Markus Wuckel

Personal information
- Date of birth: 5 April 1967 (age 57)
- Place of birth: East Germany
- Position(s): Forward

Youth career
- Stahl Blankenburg
- 0000–1984: Stahl Brandenburg

Senior career*
- Years: Team / Apps / (Gls)
- 1984–1985: Stahl Brandenburg / 9 / (1)
- 1985–1991: 1. FC Magdeburg / 116 / (47)
- 1991–1992: 1. SC Göttingen / 29 / (16)
- 1992–1993: VfB Oldenburg / 35 / (6)
- 1993–1995: Arminia Bielefeld / 49 / (25)
- 1995–1996: Rot-Weiß Essen / 24 / (7)
- 1996–1997: VfB Leipzig / 8 / (1)
- 1997–1998: 1. FC Saarbrücken / 23 / (4)
- Total:  / 293 / (107)

International career
- 1987–1990: East Germany / 4 / (2)

Managerial career
- Blankenburger FV
- 1. FC Wernigerode
- 2004–2021: Arminia Bielefeld (women)

= Markus Wuckel =

German footballer (born 1967)

Markus Wuckel (born 5 April 1967) is a German football manager and former player.

==Playing career==
Wuckel began his career in the youth teams of BSG Stahl Blankenburg and later joined Stahl Brandenburg, playing in the youth team until 1984. The following season, Wuckel played his first nine matches in the DDR-Oberliga, scoring once. After transferring to 1. FC Magdeburg for the 1985-86 season Wuckel quickly earned a reputation as a goal-getter. In his time in Magdeburg he played in 116 Oberliga matches, scoring 47 goals, twelve FDGB-Pokal matches (9 goals) and 2 matches in the UEFA Cup. When Magdeburg failed to qualify for a professional league following German reunification, Wuckel joined 1. SC Göttingen 05 who played in the then third-tier Oberliga Nord. He later played for several sides in the 2. Bundesliga such as VfB Oldenburg, Arminia Bielefeld, Rot-Weiss Essen und VfB Leipzig before he joined 1. FC Saarbrücken in 1997 where he ended his playing career in the following year.
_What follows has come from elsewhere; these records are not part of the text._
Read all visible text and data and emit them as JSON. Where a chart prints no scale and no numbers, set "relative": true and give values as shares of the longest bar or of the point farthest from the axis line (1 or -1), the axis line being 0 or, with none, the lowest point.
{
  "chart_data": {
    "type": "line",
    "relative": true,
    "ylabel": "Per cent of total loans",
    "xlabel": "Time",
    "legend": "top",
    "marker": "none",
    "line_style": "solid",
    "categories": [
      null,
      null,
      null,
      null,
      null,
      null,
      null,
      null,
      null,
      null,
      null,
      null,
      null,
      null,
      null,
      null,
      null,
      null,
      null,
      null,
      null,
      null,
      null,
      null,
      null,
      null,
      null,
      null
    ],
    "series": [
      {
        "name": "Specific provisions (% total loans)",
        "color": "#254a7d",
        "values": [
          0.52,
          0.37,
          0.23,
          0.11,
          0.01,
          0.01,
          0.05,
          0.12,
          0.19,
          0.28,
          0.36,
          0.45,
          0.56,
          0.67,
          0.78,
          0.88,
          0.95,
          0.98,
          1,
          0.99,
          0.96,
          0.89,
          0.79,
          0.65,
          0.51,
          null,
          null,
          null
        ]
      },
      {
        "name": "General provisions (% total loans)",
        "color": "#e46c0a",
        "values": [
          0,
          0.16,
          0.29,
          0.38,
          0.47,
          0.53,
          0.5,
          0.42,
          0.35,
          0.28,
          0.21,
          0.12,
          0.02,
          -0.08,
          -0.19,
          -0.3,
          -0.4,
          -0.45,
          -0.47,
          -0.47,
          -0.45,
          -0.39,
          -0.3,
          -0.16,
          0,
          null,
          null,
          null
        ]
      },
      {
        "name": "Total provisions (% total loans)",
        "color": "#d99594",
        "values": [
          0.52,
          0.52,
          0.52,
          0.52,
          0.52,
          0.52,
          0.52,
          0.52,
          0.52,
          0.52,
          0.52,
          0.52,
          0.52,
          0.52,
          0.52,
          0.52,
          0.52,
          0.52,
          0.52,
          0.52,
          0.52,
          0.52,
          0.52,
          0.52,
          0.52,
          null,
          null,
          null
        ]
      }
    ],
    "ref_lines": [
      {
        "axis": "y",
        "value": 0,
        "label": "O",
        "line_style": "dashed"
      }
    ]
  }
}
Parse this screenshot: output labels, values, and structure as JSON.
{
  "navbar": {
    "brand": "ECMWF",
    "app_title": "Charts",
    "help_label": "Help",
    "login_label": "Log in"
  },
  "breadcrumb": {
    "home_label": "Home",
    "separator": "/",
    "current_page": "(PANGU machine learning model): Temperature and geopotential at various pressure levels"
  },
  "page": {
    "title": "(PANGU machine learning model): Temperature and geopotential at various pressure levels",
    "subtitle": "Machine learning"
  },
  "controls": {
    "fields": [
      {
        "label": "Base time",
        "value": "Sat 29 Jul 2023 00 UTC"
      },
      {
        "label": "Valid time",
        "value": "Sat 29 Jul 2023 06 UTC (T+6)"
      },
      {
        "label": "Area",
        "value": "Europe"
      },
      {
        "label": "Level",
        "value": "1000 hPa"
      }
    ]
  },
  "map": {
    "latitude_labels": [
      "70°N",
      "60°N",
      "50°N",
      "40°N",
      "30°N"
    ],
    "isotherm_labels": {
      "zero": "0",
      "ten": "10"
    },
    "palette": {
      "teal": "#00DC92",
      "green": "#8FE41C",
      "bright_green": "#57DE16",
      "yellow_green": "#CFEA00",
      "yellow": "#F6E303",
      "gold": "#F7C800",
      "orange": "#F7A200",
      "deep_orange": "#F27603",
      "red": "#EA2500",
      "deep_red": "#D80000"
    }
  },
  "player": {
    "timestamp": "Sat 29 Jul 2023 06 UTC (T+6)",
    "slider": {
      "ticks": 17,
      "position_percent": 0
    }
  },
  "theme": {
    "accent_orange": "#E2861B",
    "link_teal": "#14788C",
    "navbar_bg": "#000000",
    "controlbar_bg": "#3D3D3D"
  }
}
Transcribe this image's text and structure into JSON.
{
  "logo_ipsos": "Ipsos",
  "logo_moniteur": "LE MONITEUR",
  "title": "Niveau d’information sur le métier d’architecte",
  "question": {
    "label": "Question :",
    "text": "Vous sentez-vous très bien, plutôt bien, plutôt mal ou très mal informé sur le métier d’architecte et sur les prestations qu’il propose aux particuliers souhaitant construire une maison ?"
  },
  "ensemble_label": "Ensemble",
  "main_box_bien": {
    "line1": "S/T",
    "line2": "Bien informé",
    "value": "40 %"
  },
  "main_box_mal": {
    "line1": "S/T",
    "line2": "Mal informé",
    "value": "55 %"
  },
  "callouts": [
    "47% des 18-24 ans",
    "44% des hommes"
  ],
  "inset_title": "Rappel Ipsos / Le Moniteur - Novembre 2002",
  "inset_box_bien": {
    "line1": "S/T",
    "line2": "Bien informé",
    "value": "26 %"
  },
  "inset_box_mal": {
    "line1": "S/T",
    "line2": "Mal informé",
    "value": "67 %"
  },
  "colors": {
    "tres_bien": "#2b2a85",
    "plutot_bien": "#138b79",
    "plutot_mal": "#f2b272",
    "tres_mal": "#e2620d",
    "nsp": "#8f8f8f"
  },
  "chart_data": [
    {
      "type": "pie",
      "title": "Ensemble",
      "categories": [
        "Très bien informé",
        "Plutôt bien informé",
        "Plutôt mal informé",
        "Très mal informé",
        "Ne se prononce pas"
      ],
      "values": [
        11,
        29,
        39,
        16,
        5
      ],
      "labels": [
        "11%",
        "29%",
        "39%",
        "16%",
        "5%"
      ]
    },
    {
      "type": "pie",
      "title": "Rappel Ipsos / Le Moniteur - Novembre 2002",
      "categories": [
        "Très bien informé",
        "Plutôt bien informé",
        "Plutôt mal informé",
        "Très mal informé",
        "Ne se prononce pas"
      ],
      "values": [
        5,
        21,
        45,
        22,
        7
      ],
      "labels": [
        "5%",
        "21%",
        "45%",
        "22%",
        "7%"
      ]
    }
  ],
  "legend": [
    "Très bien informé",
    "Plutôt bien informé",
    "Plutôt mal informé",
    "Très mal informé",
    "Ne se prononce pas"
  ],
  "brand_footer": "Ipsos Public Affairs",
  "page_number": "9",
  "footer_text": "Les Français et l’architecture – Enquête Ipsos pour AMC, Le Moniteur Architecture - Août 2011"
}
Wuckel played in 125 DDR-Oberliga matches, scoring 48 goals, 43 2. Bundesliga matches with 7 goals and 74 matches in the Regionalliga with 24 goals. In the Oberliga he played 29 matches and scored 16 goals.

Additionally, Wuckel played for his country in four matches, scoring twice. In addition he scored 11 goals in 24 matches for the East German Olympic team and another 11 goals in 28 matches for the Under-21 national team.

==Post-playing career==
After a management and marketing education Wuckel passed the manager seminar with the DFB. Afterwards he was director, manager and president of his home club Blankenburger FV, before managing 1. FC Wernigerode in the Verbandsliga Sachsen-Anhalt. He later managed Arminia Bielefeld's women's team between 2004 and 2021.

Wuckel owns a footballing school in Boltenhagen on the Baltic Sea.